Mixed in with the continuing positive DOOH market data from PQ and others, the truth for high tech start ups and entrepreneurs in DOOH is that it’s still an industry with more questions than answers.
OK - that’s why we’re excited about it - there’s so much room for innovation and disruption, but, is the industry really destined to be big enough, or is it a collection of struggling small networks, fragmented infrastructure, apathetic agencies and tactical sales people?
Ouch.
Well sometimes, the truth hurts - and that pain gets us closer to what we actually need to do to change the world.
Before the web, the Internet looked a little like DOOH - the big players (Prodigy, AOL, CompuServe…) had little or no interoperability and seemed unassailable. We know how that story played out. The invention of the web browser effectively reduced infrastructure companies to utility businesses and enabled companies like Amazon and Google to disrupt and dominate on top of new standard interfaces.
Hasn’t looking over the fence at the web taught us anything? DOOH’s infrastructure needs to be flattened and platformised in a similar way. Only then will new applications, ad platforms, commerce and marketing platforms enjoy the huge economic success their counterparts have enjoyed on the web.
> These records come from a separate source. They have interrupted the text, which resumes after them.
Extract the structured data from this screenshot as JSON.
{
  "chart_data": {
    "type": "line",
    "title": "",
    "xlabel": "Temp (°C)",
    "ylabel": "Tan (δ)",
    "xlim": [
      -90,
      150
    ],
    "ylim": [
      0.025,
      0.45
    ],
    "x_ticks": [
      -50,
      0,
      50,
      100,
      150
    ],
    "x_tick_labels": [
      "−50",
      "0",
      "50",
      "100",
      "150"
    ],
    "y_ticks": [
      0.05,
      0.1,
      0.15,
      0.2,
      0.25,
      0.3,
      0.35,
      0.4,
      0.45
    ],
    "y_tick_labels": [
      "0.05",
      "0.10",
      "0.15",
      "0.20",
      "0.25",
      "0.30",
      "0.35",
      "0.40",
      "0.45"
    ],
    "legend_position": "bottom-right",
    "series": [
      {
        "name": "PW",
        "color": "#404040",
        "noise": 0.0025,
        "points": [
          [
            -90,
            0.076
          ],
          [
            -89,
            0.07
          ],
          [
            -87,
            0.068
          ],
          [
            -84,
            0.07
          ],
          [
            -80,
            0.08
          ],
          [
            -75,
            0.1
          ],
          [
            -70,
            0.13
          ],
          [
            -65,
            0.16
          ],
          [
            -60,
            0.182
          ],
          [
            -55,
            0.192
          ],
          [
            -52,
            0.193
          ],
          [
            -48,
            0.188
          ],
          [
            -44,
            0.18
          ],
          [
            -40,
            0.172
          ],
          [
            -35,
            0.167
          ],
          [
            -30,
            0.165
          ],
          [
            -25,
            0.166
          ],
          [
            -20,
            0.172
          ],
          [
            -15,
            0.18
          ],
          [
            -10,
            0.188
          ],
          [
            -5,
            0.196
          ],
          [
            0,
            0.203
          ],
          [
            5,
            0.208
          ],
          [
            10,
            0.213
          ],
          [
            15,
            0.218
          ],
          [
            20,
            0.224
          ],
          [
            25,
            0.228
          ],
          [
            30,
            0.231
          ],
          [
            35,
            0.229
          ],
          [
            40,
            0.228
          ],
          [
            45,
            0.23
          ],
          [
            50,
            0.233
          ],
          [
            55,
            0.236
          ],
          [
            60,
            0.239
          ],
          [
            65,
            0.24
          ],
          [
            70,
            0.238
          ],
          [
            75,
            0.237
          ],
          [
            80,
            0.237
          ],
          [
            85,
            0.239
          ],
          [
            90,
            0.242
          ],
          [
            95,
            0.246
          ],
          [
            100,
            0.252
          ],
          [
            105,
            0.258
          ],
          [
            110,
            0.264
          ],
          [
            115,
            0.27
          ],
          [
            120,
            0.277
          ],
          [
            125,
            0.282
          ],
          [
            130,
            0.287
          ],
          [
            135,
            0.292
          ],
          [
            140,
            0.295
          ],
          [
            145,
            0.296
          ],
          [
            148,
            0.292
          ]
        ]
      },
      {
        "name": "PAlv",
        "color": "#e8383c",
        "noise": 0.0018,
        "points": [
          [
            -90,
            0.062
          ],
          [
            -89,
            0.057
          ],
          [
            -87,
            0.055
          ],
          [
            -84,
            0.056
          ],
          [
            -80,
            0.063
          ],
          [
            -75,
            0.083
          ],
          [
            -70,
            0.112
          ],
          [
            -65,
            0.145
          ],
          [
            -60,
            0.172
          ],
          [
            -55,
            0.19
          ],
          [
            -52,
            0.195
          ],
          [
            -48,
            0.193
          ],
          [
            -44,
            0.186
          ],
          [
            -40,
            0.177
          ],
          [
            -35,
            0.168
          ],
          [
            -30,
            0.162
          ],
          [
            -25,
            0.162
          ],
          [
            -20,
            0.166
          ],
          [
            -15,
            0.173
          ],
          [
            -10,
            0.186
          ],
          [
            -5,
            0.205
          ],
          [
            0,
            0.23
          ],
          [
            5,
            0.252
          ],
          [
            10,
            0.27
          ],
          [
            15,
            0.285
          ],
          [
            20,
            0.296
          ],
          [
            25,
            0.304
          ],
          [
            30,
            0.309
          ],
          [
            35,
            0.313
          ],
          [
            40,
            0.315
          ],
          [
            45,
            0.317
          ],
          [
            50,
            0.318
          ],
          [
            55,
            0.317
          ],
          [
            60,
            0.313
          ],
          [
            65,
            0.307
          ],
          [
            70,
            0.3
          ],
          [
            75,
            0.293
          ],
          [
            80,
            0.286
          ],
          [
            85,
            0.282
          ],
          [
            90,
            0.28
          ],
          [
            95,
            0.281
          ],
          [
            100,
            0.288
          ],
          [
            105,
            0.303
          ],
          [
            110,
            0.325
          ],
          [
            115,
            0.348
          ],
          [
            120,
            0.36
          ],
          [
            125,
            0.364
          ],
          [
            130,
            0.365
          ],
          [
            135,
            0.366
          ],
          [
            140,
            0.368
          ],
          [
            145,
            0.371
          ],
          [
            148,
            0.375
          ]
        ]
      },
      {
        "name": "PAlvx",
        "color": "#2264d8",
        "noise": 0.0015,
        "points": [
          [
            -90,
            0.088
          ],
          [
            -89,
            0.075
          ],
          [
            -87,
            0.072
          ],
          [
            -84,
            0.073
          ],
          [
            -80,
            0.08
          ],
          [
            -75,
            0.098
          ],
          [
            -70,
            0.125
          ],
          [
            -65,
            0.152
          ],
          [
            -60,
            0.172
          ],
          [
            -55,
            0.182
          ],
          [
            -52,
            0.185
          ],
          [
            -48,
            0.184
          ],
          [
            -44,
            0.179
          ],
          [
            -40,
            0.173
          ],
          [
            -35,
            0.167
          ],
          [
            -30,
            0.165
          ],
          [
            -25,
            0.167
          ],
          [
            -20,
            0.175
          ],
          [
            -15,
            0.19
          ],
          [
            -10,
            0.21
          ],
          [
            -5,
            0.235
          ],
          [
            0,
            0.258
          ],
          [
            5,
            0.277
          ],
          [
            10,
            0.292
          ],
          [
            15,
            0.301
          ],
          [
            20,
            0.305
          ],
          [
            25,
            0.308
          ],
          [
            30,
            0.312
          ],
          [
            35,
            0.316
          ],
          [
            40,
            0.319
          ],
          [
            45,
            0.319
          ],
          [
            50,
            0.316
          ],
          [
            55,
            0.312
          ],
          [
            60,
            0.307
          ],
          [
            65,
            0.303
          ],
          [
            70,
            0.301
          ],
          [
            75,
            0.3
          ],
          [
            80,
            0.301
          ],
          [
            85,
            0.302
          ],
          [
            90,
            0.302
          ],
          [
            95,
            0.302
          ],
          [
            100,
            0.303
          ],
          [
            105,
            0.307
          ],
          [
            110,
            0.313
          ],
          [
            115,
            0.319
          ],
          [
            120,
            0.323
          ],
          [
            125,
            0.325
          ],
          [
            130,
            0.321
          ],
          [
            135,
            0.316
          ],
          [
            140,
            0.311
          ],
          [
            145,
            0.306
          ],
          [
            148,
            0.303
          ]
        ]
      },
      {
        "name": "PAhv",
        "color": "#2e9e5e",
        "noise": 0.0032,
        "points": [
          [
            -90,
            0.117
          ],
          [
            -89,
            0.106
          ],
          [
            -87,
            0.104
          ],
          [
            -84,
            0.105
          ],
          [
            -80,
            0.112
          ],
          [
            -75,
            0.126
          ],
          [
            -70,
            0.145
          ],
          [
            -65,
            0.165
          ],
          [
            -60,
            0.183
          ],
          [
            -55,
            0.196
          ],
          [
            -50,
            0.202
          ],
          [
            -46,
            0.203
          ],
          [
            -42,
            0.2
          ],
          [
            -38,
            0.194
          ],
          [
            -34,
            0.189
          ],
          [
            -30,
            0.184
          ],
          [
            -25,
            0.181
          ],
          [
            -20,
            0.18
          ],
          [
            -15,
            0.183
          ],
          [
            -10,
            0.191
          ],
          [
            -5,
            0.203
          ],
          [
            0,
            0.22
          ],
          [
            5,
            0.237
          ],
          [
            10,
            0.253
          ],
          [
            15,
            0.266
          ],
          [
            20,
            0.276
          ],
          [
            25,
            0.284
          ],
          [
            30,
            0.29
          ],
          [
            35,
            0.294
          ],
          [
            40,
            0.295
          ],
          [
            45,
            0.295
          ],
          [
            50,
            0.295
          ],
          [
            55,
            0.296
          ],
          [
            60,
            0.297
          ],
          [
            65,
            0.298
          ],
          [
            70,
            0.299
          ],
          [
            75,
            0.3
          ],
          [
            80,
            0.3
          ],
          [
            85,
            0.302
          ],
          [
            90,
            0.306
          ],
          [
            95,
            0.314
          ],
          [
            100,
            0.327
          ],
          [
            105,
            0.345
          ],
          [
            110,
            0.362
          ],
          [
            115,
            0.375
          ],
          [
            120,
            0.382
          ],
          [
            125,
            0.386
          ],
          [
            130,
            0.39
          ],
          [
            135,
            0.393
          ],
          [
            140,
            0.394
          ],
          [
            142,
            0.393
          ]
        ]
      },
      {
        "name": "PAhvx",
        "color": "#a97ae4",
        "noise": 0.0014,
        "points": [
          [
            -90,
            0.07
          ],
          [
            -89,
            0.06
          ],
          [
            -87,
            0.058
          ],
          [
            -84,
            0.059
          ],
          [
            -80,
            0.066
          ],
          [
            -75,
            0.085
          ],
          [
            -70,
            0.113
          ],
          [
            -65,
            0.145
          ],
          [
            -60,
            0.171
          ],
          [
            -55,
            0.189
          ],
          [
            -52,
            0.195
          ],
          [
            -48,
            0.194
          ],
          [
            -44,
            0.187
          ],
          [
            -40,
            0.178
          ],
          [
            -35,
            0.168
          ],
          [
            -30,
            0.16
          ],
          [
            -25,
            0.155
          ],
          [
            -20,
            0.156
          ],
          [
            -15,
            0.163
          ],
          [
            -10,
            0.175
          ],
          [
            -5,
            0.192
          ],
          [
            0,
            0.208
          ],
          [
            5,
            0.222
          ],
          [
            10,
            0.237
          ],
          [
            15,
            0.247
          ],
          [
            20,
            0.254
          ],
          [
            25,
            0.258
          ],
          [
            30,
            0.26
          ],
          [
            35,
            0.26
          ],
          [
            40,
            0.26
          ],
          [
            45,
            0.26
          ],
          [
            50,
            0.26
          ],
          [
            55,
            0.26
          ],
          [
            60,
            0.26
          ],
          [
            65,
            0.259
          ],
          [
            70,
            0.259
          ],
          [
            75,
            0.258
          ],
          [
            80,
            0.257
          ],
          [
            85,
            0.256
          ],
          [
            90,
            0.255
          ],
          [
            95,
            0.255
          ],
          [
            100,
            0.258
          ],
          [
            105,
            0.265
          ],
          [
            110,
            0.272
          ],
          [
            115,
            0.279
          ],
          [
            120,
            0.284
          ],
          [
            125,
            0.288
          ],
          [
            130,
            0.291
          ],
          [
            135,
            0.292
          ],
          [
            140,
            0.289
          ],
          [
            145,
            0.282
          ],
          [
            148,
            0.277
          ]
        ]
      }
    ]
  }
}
The endless prattling on in our industry about QR codes, 3D, Augmented Reality, Bluetooth, Near Field Communications, and frankly anything mobile and/or social is misplaced enthusiasm, naivety or just noise. Yes, some of these technologies deserve a place in our future BUT they are solutions that can only make a BIG difference when they work for the entire market - not just a single proprietary network or tactical campaign.
Until then, DOOH innovators will bear the pain of becoming the Google of Out of Home.